Lesson learned in school pickup line
Published 11:59 pm Tuesday, October 16, 2018
By DANIEL SUTTER
Our school district does not provide school bus service, so parents must get our children to and from school each day. Waiting in line to pick up our children provides a first-hand lesson about an important category of economic contests.
Troy Elementary School dismisses students at 3 p.m. I always want to be one of the first parents in line when I pick up my son. Chuck then gets perhaps an extra ten minutes at home. And I show him that he is important enough to me that I will make time to be first in line.
Only try as I might, I have not yet this year gotten close to the front of the line. Even arriving 30 minutes early is not enough. The people of Troy love our children very much, which makes Troy a great place to live. We also seem to have very flexible schedules.
As a group, we parents face a reality: only one person will be first in the pickup line. The line is an example of what economist Robert Frank labeled positional goods – where we care about our position relative to others. The pursuit of positional goods can be wasteful.
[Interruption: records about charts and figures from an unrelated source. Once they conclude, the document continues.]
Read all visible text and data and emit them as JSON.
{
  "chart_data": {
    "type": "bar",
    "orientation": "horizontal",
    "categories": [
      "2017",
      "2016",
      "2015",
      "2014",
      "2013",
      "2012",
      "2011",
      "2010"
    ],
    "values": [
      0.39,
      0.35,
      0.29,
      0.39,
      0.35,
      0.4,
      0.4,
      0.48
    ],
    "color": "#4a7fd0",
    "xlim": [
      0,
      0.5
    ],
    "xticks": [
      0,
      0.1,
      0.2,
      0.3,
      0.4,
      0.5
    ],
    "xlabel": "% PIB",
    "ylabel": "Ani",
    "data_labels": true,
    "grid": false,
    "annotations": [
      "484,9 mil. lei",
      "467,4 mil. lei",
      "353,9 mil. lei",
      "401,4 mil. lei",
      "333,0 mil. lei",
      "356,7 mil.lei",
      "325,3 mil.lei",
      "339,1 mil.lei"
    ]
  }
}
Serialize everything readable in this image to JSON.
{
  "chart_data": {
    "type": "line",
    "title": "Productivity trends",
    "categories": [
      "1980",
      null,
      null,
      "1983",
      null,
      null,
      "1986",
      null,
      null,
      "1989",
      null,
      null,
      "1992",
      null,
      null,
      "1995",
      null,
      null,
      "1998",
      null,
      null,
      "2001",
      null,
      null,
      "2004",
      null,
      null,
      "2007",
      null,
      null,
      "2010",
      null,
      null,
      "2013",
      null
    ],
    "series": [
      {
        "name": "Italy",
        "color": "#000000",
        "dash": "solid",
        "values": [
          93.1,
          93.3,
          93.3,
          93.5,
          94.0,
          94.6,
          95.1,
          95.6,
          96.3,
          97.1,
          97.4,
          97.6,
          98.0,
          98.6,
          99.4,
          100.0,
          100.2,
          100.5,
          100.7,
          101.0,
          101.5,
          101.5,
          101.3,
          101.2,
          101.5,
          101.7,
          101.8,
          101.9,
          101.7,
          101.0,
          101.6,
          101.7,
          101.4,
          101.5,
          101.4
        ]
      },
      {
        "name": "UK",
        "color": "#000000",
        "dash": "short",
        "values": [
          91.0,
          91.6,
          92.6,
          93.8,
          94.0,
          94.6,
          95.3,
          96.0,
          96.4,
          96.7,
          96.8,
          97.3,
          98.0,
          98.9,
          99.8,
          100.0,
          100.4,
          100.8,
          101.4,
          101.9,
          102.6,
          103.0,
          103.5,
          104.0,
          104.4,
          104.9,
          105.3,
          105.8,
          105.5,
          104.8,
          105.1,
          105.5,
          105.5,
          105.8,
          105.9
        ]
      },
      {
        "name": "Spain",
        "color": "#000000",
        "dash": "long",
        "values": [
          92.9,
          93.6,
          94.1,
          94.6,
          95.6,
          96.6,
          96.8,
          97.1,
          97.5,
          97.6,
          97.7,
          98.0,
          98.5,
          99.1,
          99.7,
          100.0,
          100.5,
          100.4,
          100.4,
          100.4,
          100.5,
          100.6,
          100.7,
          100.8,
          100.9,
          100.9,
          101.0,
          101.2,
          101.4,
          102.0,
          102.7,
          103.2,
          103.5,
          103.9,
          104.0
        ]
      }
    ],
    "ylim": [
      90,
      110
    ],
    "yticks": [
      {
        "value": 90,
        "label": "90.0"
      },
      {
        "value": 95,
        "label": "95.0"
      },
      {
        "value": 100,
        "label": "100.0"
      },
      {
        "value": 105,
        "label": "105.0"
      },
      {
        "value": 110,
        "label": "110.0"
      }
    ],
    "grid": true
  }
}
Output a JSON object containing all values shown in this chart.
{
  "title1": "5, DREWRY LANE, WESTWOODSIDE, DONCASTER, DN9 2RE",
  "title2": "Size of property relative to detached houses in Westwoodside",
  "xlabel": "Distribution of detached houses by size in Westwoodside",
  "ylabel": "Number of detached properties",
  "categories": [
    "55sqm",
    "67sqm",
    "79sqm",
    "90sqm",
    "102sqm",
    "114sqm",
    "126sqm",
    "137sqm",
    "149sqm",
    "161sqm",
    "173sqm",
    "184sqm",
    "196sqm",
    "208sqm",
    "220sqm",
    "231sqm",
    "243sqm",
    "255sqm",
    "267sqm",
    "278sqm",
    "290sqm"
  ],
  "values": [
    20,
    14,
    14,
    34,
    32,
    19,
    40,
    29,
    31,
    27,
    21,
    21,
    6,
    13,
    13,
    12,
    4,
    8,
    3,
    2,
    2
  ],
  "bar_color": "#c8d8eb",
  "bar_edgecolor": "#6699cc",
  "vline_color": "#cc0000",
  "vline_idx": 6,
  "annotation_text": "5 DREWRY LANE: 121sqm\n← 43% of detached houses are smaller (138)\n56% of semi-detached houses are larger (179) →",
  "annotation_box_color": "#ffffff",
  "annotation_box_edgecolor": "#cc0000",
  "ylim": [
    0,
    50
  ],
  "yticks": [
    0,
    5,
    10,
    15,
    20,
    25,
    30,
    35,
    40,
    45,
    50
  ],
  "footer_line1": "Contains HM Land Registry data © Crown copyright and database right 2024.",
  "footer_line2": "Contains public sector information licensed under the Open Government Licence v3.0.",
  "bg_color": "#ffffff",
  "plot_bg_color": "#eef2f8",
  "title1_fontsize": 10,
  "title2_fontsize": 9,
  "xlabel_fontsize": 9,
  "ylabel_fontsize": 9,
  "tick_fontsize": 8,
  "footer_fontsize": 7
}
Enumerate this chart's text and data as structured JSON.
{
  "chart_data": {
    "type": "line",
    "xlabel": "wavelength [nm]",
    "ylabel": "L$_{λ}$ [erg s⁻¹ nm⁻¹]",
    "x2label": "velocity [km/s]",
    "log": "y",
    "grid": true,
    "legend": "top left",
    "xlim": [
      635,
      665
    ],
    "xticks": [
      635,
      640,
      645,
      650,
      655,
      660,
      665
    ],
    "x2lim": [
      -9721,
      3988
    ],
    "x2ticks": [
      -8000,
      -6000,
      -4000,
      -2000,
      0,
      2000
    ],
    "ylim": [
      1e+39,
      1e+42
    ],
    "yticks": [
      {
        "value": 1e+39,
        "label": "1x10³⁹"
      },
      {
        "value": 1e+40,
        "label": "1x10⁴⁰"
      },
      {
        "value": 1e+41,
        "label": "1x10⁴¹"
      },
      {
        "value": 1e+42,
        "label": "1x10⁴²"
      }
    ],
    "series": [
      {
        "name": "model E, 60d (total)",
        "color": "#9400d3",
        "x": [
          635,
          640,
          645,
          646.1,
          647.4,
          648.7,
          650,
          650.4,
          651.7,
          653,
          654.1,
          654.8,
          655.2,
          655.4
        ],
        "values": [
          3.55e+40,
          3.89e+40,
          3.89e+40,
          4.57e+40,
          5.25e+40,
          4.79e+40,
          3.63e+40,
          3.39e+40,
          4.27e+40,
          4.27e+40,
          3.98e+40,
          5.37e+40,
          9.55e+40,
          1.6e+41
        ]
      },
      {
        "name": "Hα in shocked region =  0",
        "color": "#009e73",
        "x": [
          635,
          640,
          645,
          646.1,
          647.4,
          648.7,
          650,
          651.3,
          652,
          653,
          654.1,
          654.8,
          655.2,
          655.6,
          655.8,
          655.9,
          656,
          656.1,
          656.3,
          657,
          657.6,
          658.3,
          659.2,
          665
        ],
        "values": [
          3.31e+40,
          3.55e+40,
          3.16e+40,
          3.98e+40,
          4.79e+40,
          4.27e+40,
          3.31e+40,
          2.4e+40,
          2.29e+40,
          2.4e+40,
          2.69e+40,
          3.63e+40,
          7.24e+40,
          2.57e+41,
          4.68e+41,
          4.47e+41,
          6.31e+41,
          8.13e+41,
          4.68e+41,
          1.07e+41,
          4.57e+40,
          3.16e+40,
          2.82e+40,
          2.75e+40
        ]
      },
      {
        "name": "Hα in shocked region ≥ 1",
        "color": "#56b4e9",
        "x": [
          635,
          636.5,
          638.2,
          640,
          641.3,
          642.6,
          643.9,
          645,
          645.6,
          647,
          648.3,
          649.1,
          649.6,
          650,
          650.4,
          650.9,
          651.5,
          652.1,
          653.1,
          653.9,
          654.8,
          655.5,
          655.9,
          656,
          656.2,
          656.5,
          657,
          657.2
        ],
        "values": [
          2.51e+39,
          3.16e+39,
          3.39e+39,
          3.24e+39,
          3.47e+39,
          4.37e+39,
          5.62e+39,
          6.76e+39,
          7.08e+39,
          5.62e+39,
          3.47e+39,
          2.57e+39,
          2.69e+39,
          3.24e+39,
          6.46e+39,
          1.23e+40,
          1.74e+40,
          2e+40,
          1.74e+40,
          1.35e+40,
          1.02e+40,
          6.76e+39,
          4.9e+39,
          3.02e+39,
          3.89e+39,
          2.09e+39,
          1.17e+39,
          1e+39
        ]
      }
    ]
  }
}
Life features many positional goods. Black Friday, the day after Thanksgiving, is traditionally the biggest shopping day of the year. Some people line up well in advance of the store openings to show that they are the most serious shoppers. At the college I went to, students had a tradition of camping out in advance of hockey season tickets going on sale. The first students in line were the most serious supporters of the team.
Positional goods can involve other forms of competition. Neighbors sometimes engage in positional contests to put up the most amazing Christmas light and decoration displays. The costs include the decorations and higher electricity bills. Having the newest, latest, and shiniest computer, big screen TV, or car is a positional contest as well.
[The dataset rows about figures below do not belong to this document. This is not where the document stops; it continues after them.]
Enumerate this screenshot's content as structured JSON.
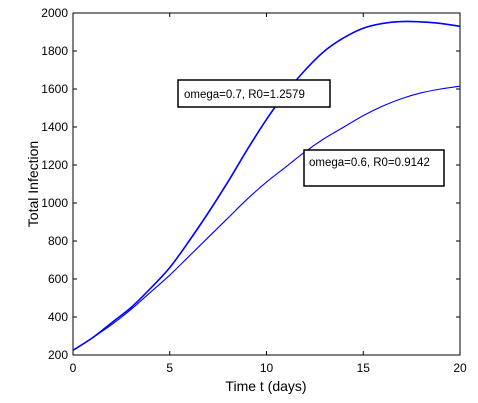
{
  "chart_data": {
    "type": "line",
    "title": "",
    "xlabel": "Time t (days)",
    "ylabel": "Total Infection",
    "xlim": [
      0,
      20
    ],
    "ylim": [
      200,
      2000
    ],
    "xticks": [
      "0",
      "5",
      "10",
      "15",
      "20"
    ],
    "yticks": [
      "200",
      "400",
      "600",
      "800",
      "1000",
      "1200",
      "1400",
      "1600",
      "1800",
      "2000"
    ],
    "grid": false,
    "line_color": "#0000ff",
    "series": [
      {
        "x": [
          0,
          1,
          2,
          3,
          4,
          5,
          6,
          7,
          8,
          9,
          10,
          11,
          12,
          13,
          14,
          15,
          16,
          17,
          18,
          19,
          20
        ],
        "y": [
          225,
          290,
          370,
          450,
          550,
          660,
          800,
          950,
          1110,
          1280,
          1440,
          1580,
          1700,
          1800,
          1870,
          1920,
          1945,
          1955,
          1953,
          1945,
          1930
        ]
      },
      {
        "x": [
          0,
          1,
          2,
          3,
          4,
          5,
          6,
          7,
          8,
          9,
          10,
          11,
          12,
          13,
          14,
          15,
          16,
          17,
          18,
          19,
          20
        ],
        "y": [
          225,
          290,
          360,
          440,
          530,
          620,
          720,
          820,
          920,
          1020,
          1110,
          1190,
          1270,
          1340,
          1400,
          1460,
          1510,
          1550,
          1580,
          1600,
          1615
        ]
      }
    ],
    "annotations": [
      {
        "text": "omega=0.7, R0=1.2579"
      },
      {
        "text": "omega=0.6, R0=0.9142"
      }
    ]
  }
}
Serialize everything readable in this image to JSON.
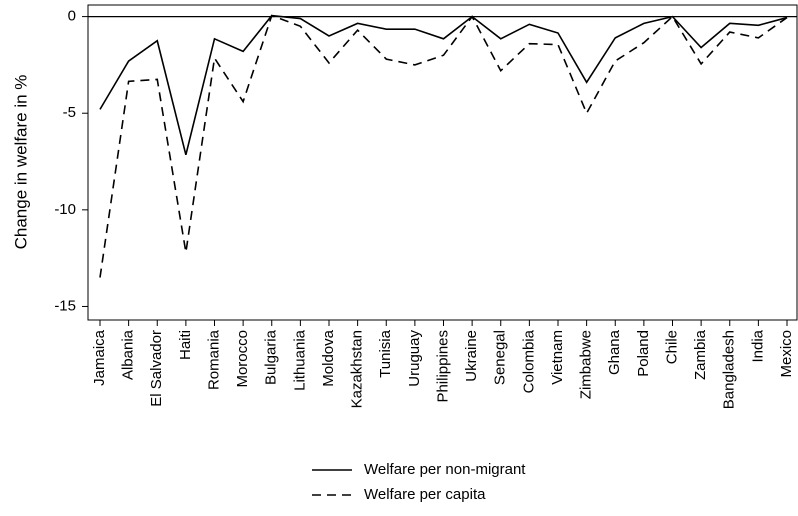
{
  "chart_data": {
    "type": "line",
    "y_label": "Change in welfare in %",
    "categories": [
      "Jamaica",
      "Albania",
      "El Salvador",
      "Haiti",
      "Romania",
      "Morocco",
      "Bulgaria",
      "Lithuania",
      "Moldova",
      "Kazakhstan",
      "Tunisia",
      "Uruguay",
      "Philippines",
      "Ukraine",
      "Senegal",
      "Colombia",
      "Vietnam",
      "Zimbabwe",
      "Ghana",
      "Poland",
      "Chile",
      "Zambia",
      "Bangladesh",
      "India",
      "Mexico"
    ],
    "series": [
      {
        "name": "Welfare per non-migrant",
        "color": "#000000",
        "dash": "solid",
        "values": [
          -4.8,
          -2.3,
          -1.25,
          -7.15,
          -1.15,
          -1.8,
          0.05,
          -0.1,
          -1.0,
          -0.35,
          -0.65,
          -0.65,
          -1.15,
          0,
          -1.15,
          -0.4,
          -0.85,
          -3.4,
          -1.1,
          -0.35,
          0,
          -1.6,
          -0.35,
          -0.45,
          -0.05
        ]
      },
      {
        "name": "Welfare per capita",
        "color": "#000000",
        "dash": "dashed",
        "values": [
          -13.5,
          -3.35,
          -3.25,
          -12.2,
          -2.15,
          -4.4,
          0.05,
          -0.5,
          -2.4,
          -0.7,
          -2.2,
          -2.5,
          -2.0,
          0,
          -2.8,
          -1.4,
          -1.45,
          -5.0,
          -2.3,
          -1.35,
          0,
          -2.45,
          -0.8,
          -1.1,
          -0.05
        ]
      }
    ],
    "ylim": [
      -15.7,
      0.6
    ],
    "yticks": [
      0,
      -5,
      -10,
      -15
    ],
    "reference_line": 0,
    "grid": false,
    "legend": "bottom"
  }
}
Competition in positional contests uses scarce resources just trying to move ahead of others when in the aggregate this isn’t possible. Even if parents waited all day in line after dropping off our children, only one would be at the front of the pickup line. Everyone engaged in a positional contest might agree that we would be better off spending less time and money.
And yet our incentives work against us here. If all other Troy Elementary School parents arrived at 2:55 p.m., I would show up at 2:50 p.m. Economist Thomas Schelling explained how sometimes people might choose to have someone limit our freedom to compete. Government can perform this role, or associations which can enforce rules on their members.
Two factors complicate limiting competition. First, competition may also improve contest quality. Consider high school football. Winning has a positional element – only one team can win the state title in each class each year. Extra practices, voluntary off-season workouts, and attending college camps may be seen as providing only a relative advantage. Yet this might also increase the quality of play, benefitting fans, coaches, and the players. A pure positional contest has no element of quality.
Beyond this, working hard in pursuit of our goals is an important part of life. The players may enjoy working hard together during the offseason and may be building life-long friendships. The freedom to outwork others is an integral to America’s opportunity society.
To see this, imagine if students were not allowed to prepare for the SAT exam. An SAT score affects college admissions and scholarships; it matters for life. Aptitude tests do have a positional element. All students spending $1,000 on prep classes may not change their percentile rankings. Yet being denied the freedom to study hard and improve one’s performance seems profoundly unfair.
We need to be aware of positional contests, of the times in life where we simply are trying to get ahead of others. We may want to accept limits on such contests to curb wasteful competition. But we also need to remember that the freedom to work and create opportunities for ourselves is a crucial part of life.
Daniel Sutter is the Charles G. Koch Professor of Economics with the Manuel H. Johnson Center for Political Economy at Troy University and host of Econversations on TrojanVision. The opinions expressed in this column are the author’s and do not necessarily reflect the views of Troy University.